Over the last few months, several FSPA inspired to share the joy of religious life with younger generations have picked up pens to write to women considering vocations. Asking the question invites exploration into a future they may not have considered before having someone personally encourage conversation. With prayers and intention in their hearts to reach out to such discerning women, Sisters Rita Mae Fischer, pictured below; top, and Fran Browning, pictured below; bottom, sat down to compose letters using materials from the Vocation Scout Toolkit (distributed to community members last year). 


The future looms large for women faced with a plethora of decisions. While conversations about boyfriends and marriage are common in most families, encouragement of religious vocation is rare. Often, parental dreams of grandparenthood and fears of separation from their daughter create barriers to discussing vocations.  
Vocation scouts facilitate learning about religious life. This happens through close contact with members of the family—sharing openly about their own family relationships and how they have maintained contact over the years.   
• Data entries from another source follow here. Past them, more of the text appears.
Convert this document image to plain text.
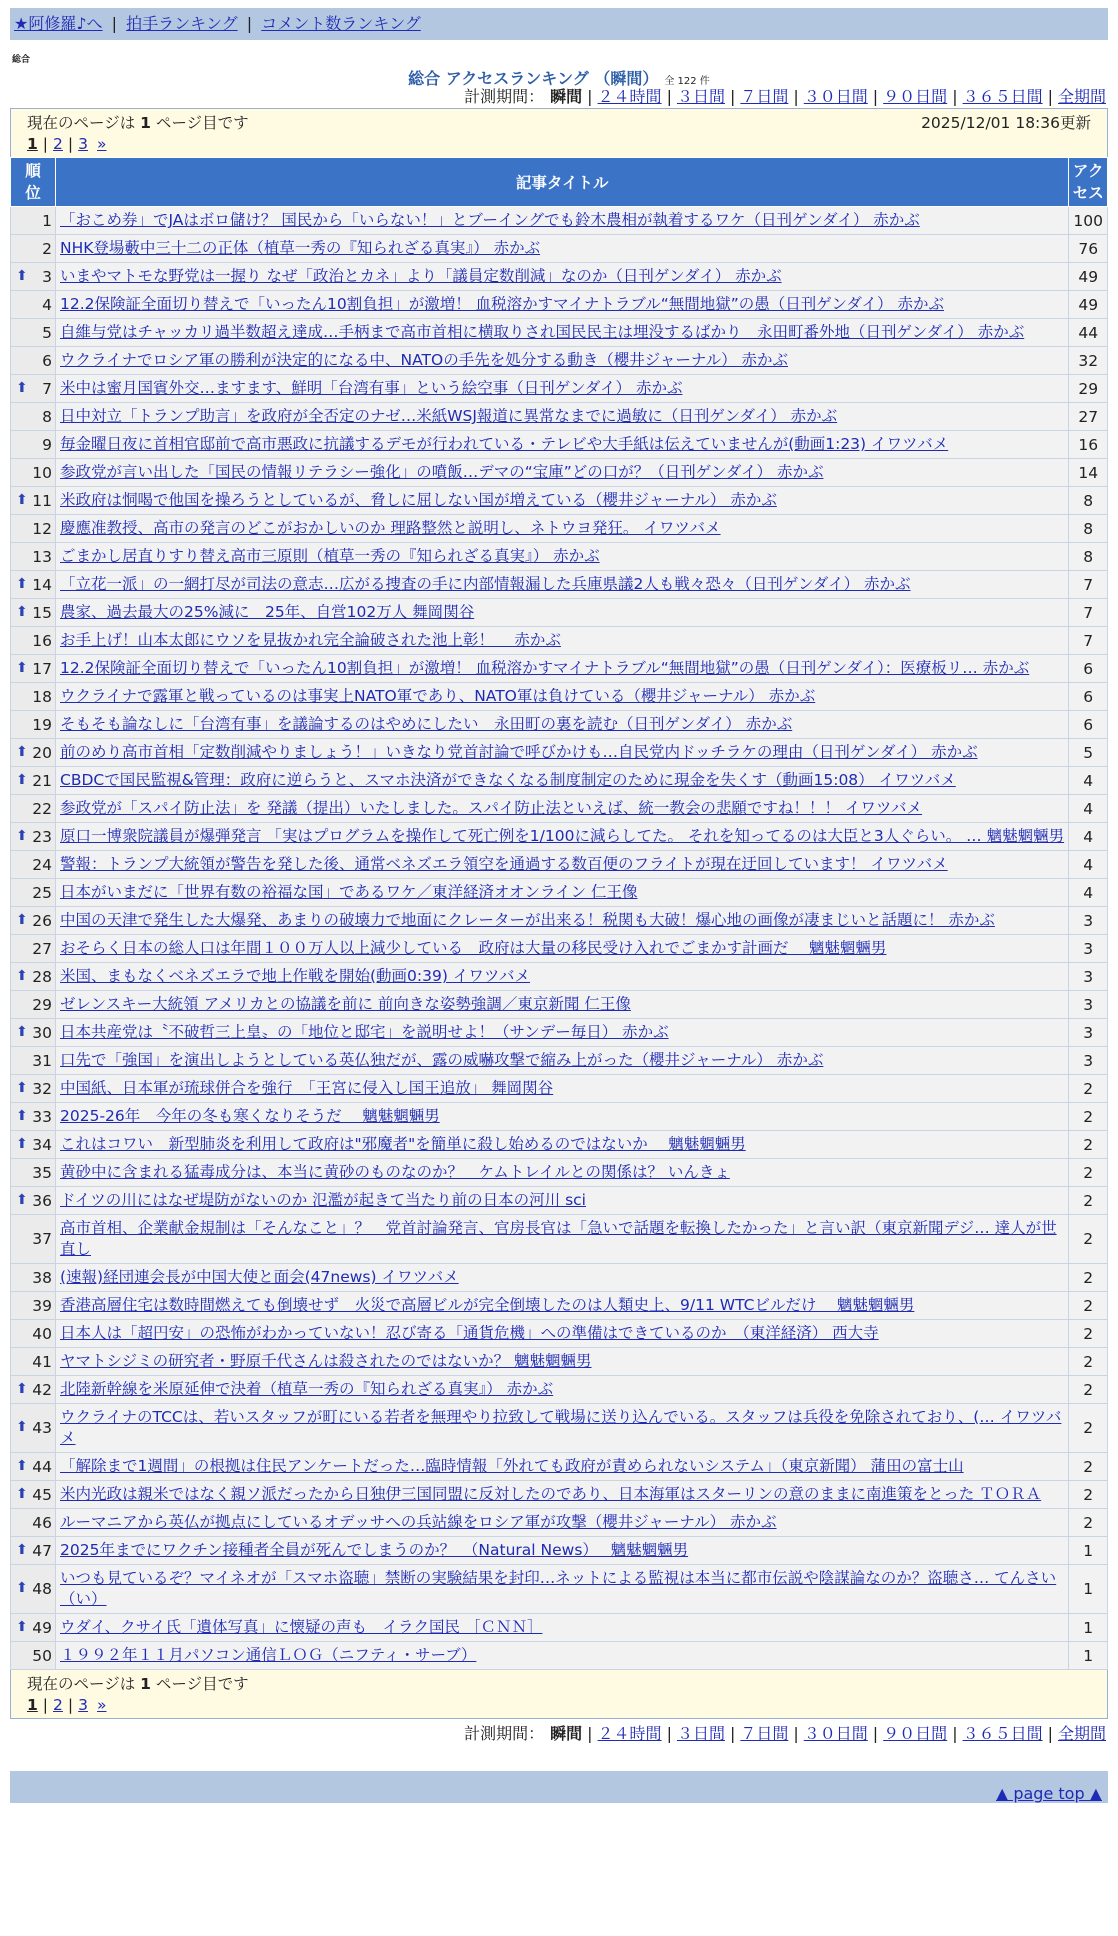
★阿修羅♪へ | 拍手ランキング | コメント数ランキング
総合
総合 アクセスランキング （瞬間） 全 122 件
計測期間： 瞬間 | ２４時間 | ３日間 | ７日間 | ３０日間 | ９０日間 | ３６５日間 | 全期間
現在のページは 1 ページ目です 2025/12/01 18:36更新		

1 | 2 | 3 »		
順位	記事タイトル	アクセス
1	「おこめ券」でJAはボロ儲け？ 国民から「いらない！」とブーイングでも鈴木農相が執着するワケ（日刊ゲンダイ） 赤かぶ	100
2	NHK登場藪中三十二の正体（植草一秀の『知られざる真実』） 赤かぶ	76

⬆ 3	いまやマトモな野党は一握り なぜ「政治とカネ」より「議員定数削減」なのか（日刊ゲンダイ） 赤かぶ	49
4	12.2保険証全面切り替えで「いったん10割負担」が激増！ 血税溶かすマイナトラブル“無間地獄”の愚（日刊ゲンダイ） 赤かぶ	49
5	自維与党はチャッカリ過半数超え達成…手柄まで高市首相に横取りされ国民民主は埋没するばかり　永田町番外地（日刊ゲンダイ） 赤かぶ	44
6	ウクライナでロシア軍の勝利が決定的になる中、NATOの手先を処分する動き（櫻井ジャーナル） 赤かぶ	32

⬆ 7	米中は蜜月国賓外交…ますます、鮮明「台湾有事」という絵空事（日刊ゲンダイ） 赤かぶ	29
8	日中対立「トランプ助言」を政府が全否定のナゼ…米紙WSJ報道に異常なまでに過敏に（日刊ゲンダイ） 赤かぶ	27
9	毎金曜日夜に首相官邸前で高市悪政に抗議するデモが行われている・テレビや大手紙は伝えていませんが(動画1:23) イワツバメ	16
10	参政党が言い出した「国民の情報リテラシー強化」の噴飯…デマの“宝庫”どの口が？（日刊ゲンダイ） 赤かぶ	14

⬆ 11	米政府は恫喝で他国を操ろうとしているが、脅しに屈しない国が増えている（櫻井ジャーナル） 赤かぶ	8
12	慶應准教授、高市の発言のどこがおかしいのか 理路整然と説明し、ネトウヨ発狂。 イワツバメ	8
13	ごまかし居直りすり替え高市三原則（植草一秀の『知られざる真実』） 赤かぶ	8

⬆ 14	「立花一派」の一網打尽が司法の意志…広がる捜査の手に内部情報漏した兵庫県議2人も戦々恐々（日刊ゲンダイ） 赤かぶ	7

⬆ 15	農家、過去最大の25%減に　25年、自営102万人 舞岡関谷	7
16	お手上げ！山本太郎にウソを見抜かれ完全論破された池上彰！　 赤かぶ	7

⬆ 17	12.2保険証全面切り替えで「いったん10割負担」が激増！ 血税溶かすマイナトラブル“無間地獄”の愚（日刊ゲンダイ）：医療板リ… 赤かぶ	6
18	ウクライナで露軍と戦っているのは事実上NATO軍であり、NATO軍は負けている（櫻井ジャーナル） 赤かぶ	6
19	そもそも論なしに「台湾有事」を議論するのはやめにしたい　永田町の裏を読む（日刊ゲンダイ） 赤かぶ	6

⬆ 20	前のめり高市首相「定数削減やりましょう！」いきなり党首討論で呼びかけも…自民党内ドッチラケの理由（日刊ゲンダイ） 赤かぶ	5

⬆ 21	CBDCで国民監視&管理：政府に逆らうと、スマホ決済ができなくなる制度制定のために現金を失くす（動画15:08） イワツバメ	4
22	参政党が「スパイ防止法」を 発議（提出）いたしました。スパイ防止法といえば、統一教会の悲願ですね！！！ イワツバメ	4

⬆ 23	原口一博衆院議員が爆弾発言 「実はプログラムを操作して死亡例を1/100に減らしてた。 それを知ってるのは大臣と3人ぐらい。 … 魑魅魍魎男	4
24	警報：トランプ大統領が警告を発した後、通常ベネズエラ領空を通過する数百便のフライトが現在迂回しています！ イワツバメ	4
25	日本がいまだに「世界有数の裕福な国」であるワケ／東洋経済オオンライン 仁王像	4

⬆ 26	中国の天津で発生した大爆発、あまりの破壊力で地面にクレーターが出来る！税関も大破！爆心地の画像が凄まじいと話題に！ 赤かぶ	3
27	おそらく日本の総人口は年間１００万人以上減少している　政府は大量の移民受け入れでごまかす計画だ　 魑魅魍魎男	3

⬆ 28	米国、まもなくベネズエラで地上作戦を開始(動画0:39) イワツバメ	3
29	ゼレンスキー大統領 アメリカとの協議を前に 前向きな姿勢強調／東京新聞 仁王像	3

⬆ 30	日本共産党は〝不破哲三上皇〟の「地位と邸宅」を説明せよ！（サンデー毎日） 赤かぶ	3
31	口先で「強国」を演出しようとしている英仏独だが、露の威嚇攻撃で縮み上がった（櫻井ジャーナル） 赤かぶ	3

⬆ 32	中国紙、日本軍が琉球併合を強行　「王宮に侵入し国王追放」 舞岡関谷	2

⬆ 33	2025-26年　今年の冬も寒くなりそうだ　 魑魅魍魎男	2

⬆ 34	これはコワい　新型肺炎を利用して政府は"邪魔者"を簡単に殺し始めるのではないか　 魑魅魍魎男	2
35	黄砂中に含まれる猛毒成分は、本当に黄砂のものなのか？　ケムトレイルとの関係は？ いんきょ	2

⬆ 36	ドイツの川にはなぜ堤防がないのか 氾濫が起きて当たり前の日本の河川 sci	2
37	高市首相、企業献金規制は「そんなこと」？　党首討論発言、官房長官は「急いで話題を転換したかった」と言い訳（東京新聞デジ… 達人が世直し	2
38	(速報)経団連会長が中国大使と面会(47news) イワツバメ	2
39	香港高層住宅は数時間燃えても倒壊せず　火災で高層ビルが完全倒壊したのは人類史上、9/11 WTCビルだけ　 魑魅魍魎男	2
40	日本人は「超円安」の恐怖がわかっていない！忍び寄る「通貨危機」への準備はできているのか　（東洋経済） 西大寺	2
41	ヤマトシジミの研究者・野原千代さんは殺されたのではないか？ 魑魅魍魎男	2

⬆ 42	北陸新幹線を米原延伸で決着（植草一秀の『知られざる真実』） 赤かぶ	2

⬆ 43	ウクライナのTCCは、若いスタッフが町にいる若者を無理やり拉致して戦場に送り込んでいる。スタッフは兵役を免除されており、(… イワツバメ	2

⬆ 44	「解除まで1週間」の根拠は住民アンケートだった…臨時情報「外れても政府が責められないシステム」（東京新聞） 蒲田の富士山	2

⬆ 45	米内光政は親米ではなく親ソ派だったから日独伊三国同盟に反対したのであり、日本海軍はスターリンの意のままに南進策をとった ＴＯＲＡ	2
46	ルーマニアから英仏が拠点にしているオデッサへの兵站線をロシア軍が攻撃（櫻井ジャーナル） 赤かぶ	2

⬆ 47	2025年までにワクチン接種者全員が死んでしまうのか？　（Natural News）　 魑魅魍魎男	1

⬆ 48	いつも見ているぞ？マイネオが「スマホ盗聴」禁断の実験結果を封印…ネットによる監視は本当に都市伝説や陰謀論なのか？盗聴さ… てんさい（い）	1

⬆ 49	ウダイ、クサイ氏「遺体写真」に懐疑の声も　イラク国民 ［ＣＮＮ］	1
50	１９９２年１１月パソコン通信ＬＯＧ（ニフティ・サーブ）	1

現在のページは 1 ページ目です		

1 | 2 | 3 »		
計測期間： 瞬間 | ２４時間 | ３日間 | ７日間 | ３０日間 | ９０日間 | ３６５日間 | 全期間
▲ page top ▲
Drawing on the wisdom of their lived experience of community life Sisters (pictured above from left to right: Bernadette Nehl, Margaret Wagner, Marian Massman, Clarone Brill, Gertrude Daugherty) were asked to take on the role of vocation scouts to young students seeking answers for school projects. Creative teachers seeking to encourage their students to think about religious life require them to write to convents, monasteries and diocesan offices. Projects range from simply requesting materials to read for the class to letters asking specific questions about life and ministry as a sister. These vocation scouts answer from their hearts about their own realities, providing insight into what may be mysterious to students. 
One never knows; what started as a school project may blossom into discovering a call to religious life.